The answer to whether EventSource supports the Windows Event log as a target has been ‘no’ but now the answer is ‘yes’. Moreover, you don’t even have to wait for the next version of the .NET Framework to get it.
That is because we have now created a ‘Stand alone’ version of EventSource and published as the Microsoft EventSource Library NuGet Package (currently in Prerelease form, so you have to set your filtering to include prereleases to see it). Note that the class in this package is in a different namespace Microsoft.Diagnostics.Tracing.EventSource, so it is ‘side by side’ with System.Diagnostics.Tracing.EventSource that comes with the V4.5 framework. It is however intended to be 100% compatible with code using the framework version. It is also effectively your way of getting at new features of the framework version before they are officially released (or your customers have upgraded their framework). Switching from one to the other should be as easy as changing a ‘Using’ declaration at the top of the file that uses EvenSource.
Thus Windows Event Log support is just the first installment of new features that we will be bringing to you through NuGet as a way of getting started now without having to wait for the next version of the runtime.
To see more details about the Event Log support see the dotnet Blog entry ‘Announcing the EventSource NuGet Package : Write to the Windows Event Log’.

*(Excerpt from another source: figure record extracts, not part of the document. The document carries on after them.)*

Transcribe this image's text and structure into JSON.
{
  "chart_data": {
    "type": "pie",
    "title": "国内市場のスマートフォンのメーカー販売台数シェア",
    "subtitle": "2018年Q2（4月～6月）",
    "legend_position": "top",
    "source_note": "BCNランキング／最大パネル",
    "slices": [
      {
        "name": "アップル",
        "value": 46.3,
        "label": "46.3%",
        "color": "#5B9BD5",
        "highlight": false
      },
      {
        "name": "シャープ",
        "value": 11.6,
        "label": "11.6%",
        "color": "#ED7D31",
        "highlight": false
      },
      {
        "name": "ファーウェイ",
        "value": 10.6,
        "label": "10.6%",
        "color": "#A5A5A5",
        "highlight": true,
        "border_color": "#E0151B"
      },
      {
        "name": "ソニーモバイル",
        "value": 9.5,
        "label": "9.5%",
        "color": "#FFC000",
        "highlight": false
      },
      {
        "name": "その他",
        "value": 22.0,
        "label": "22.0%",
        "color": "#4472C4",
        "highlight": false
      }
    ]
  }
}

Along with the Microsoft EventSource Library NuGet Package, there is also the Microsoft EventSource Library Samples NuGet Package. This package makes it very easy to download some working EventSource code and see well commented examples of its use. The best way to use this samples package is to
- Create a new Console Application in Visual Studio called ‘DemoEventSource’
- Reference the Microsoft EventSource Library Samples NuGet Package from this new project by
- Right clicking on the ‘References node in the Project tree
- Selecting ‘Manage NuGet Packages
- Searching for ‘EventSource Samples’
- Selecting the Microsoft EventSource Library Samples package
- It will download some code to a ‘EventSourceSamples directory, which you look at
- You run the code by adding the following line to your main program
- Hit F5.
Some of the samples are very similar to samples I have blogged about in the past, but the Window Event Log sample is new. It is also more complex because there is a registration (install time) step with the operating system. This is the price you pay for wanting your messages to get to the Windows EventLog.
Finally, also included in both packages is a EventSource Users Guide. This contains information similar to things I have blogged about, as well as best practices etc. Note that the previous link (as the file in this blog) may not be up to date. The most up to date version is in the Microsoft EventSource Library NuGet Package.